Opinion

Malilong: Show us the numbers

Frank Malilong

LATE last week, the Philippine Star reported that the Department of Health (DOH) recorded 42 new Covid-19 deaths in the country in one day—the highest in three months—and 36 of them were from Cebu. “Is this true?” lawyer Joseph Baduel asked. “People don’t like to be kept in the dark.”

I replied that I shared his sentiment but I had no way of verifying the report and therefore we had no choice but to wait for the DOH-Central Visayas or the Cebu City Health Department to clarify or correct the story. No such clarification came, at least none that I came to know.

When Environment Secretary Roy Cimatu came to Cebu last month as President Duterte’s field commander in the battle against the pandemic, one of the first things that he did was to admomish the DOH and the CHD to harmonize their figures. He did not ask them to keep their mouths shut, but shut was what happened particularly on the part of the CHD.

The DOH does give out figures every now and then, which on a good week, means three or four days apart. Thus, most days of the week, we are kept blind as to what has happened or what was happening to the government’s campaign to contain the pandemic.

It is possible that the figures that the CHD used to release were not a hundred percent accurate but so what, an allowance can be made for human errors. The correct approach is to minimize the mistakes, not to clam up altogether and create a void in information which is dangerous because it attracts speculation, if not outright misinformation.

It is not enough to tell us that the situation is improving. Show us the numbers. How many cases do we average every day now? Where do these cases come from? How many deaths? Can the patients now be assured of accommodation in our hospitals?

The last time these data were made available to us, they did not paint a rosy picture of the Covid-19 situation in the city but we coped with it. We did not panic. There was no hysteria. There is therefore no reason not to trust us with the facts, no matter how unpleasant they may be.

Speaking of the availability of hospital rooms, the shortage of critical care facilities was one of the reasons cited by Health Secretary Francisco Duque III in recommending that Cebu City be placed under ECQ again, starting June 16.

At that time, our hospitals were said to be in danger of being overwhelmed.

A recent Rappler story, citing DOH records, said Central Visayas is one of four regions that are in the “warning zone” in terms of bed capacity for coronavirus patients. The others are Calabarzon, Davao Region and Central Luzon.
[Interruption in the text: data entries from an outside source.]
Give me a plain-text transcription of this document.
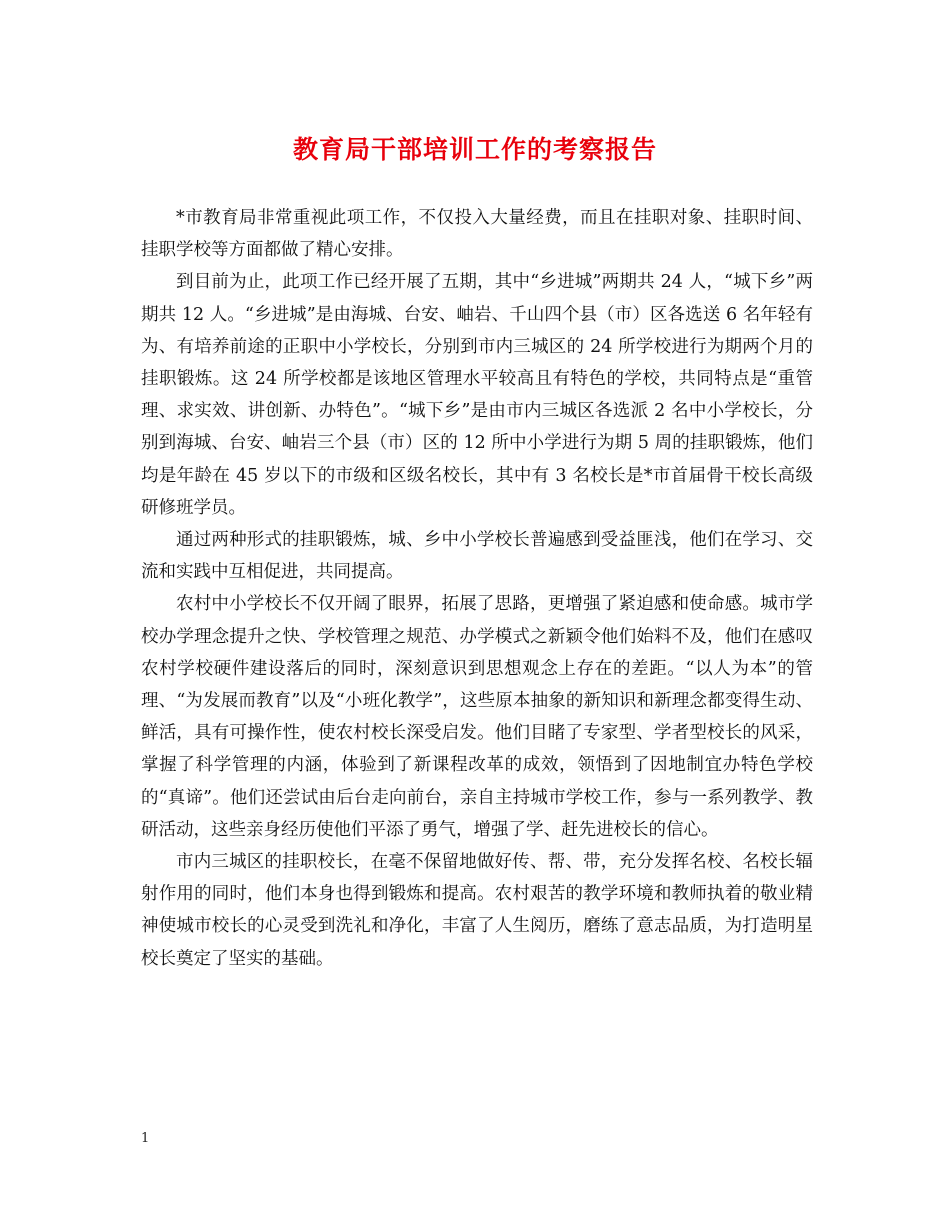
教育局干部培训工作的考察报告

*市教育局非常重视此项工作，不仅投入大量经费，而且在挂职对象、挂职时间、挂职学校等方面都做了精心安排。

到目前为止，此项工作已经开展了五期，其中“乡进城”两期共 24 人，“城下乡”两期共 12 人。“乡进城”是由海城、台安、岫岩、千山四个县（市）区各选送 6 名年轻有为、有培养前途的正职中小学校长，分别到市内三城区的 24 所学校进行为期两个月的挂职锻炼。这 24 所学校都是该地区管理水平较高且有特色的学校，共同特点是“重管理、求实效、讲创新、办特色”。“城下乡”是由市内三城区各选派 2 名中小学校长，分别到海城、台安、岫岩三个县（市）区的 12 所中小学进行为期 5 周的挂职锻炼，他们均是年龄在 45 岁以下的市级和区级名校长，其中有 3 名校长是*市首届骨干校长高级研修班学员。

通过两种形式的挂职锻炼，城、乡中小学校长普遍感到受益匪浅，他们在学习、交流和实践中互相促进，共同提高。

农村中小学校长不仅开阔了眼界，拓展了思路，更增强了紧迫感和使命感。城市学校办学理念提升之快、学校管理之规范、办学模式之新颖令他们始料不及，他们在感叹农村学校硬件建设落后的同时，深刻意识到思想观念上存在的差距。“以人为本”的管理、“为发展而教育”以及“小班化教学”，这些原本抽象的新知识和新理念都变得生动、鲜活，具有可操作性，使农村校长深受启发。他们目睹了专家型、学者型校长的风采，掌握了科学管理的内涵，体验到了新课程改革的成效，领悟到了因地制宜办特色学校的“真谛”。他们还尝试由后台走向前台，亲自主持城市学校工作，参与一系列教学、教研活动，这些亲身经历使他们平添了勇气，增强了学、赶先进校长的信心。

市内三城区的挂职校长，在毫不保留地做好传、帮、带，充分发挥名校、名校长辐射作用的同时，他们本身也得到锻炼和提高。农村艰苦的教学环境和教师执着的敬业精神使城市校长的心灵受到洗礼和净化，丰富了人生阅历，磨练了意志品质，为打造明星校长奠定了坚实的基础。

1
Our isolation beds utilization rate is 64 percent. The National Capital Region (NCR) is in the “danger zone” at 76 percent. A number of Metro Manila hospitals have announced that they had no more beds available for Covid-19 patients.

The NCR is under general community quarantine (GCQ). The spike in coronavirus infections in Cebu City also occurred when we were under GCQ. You can draw your own conclusions.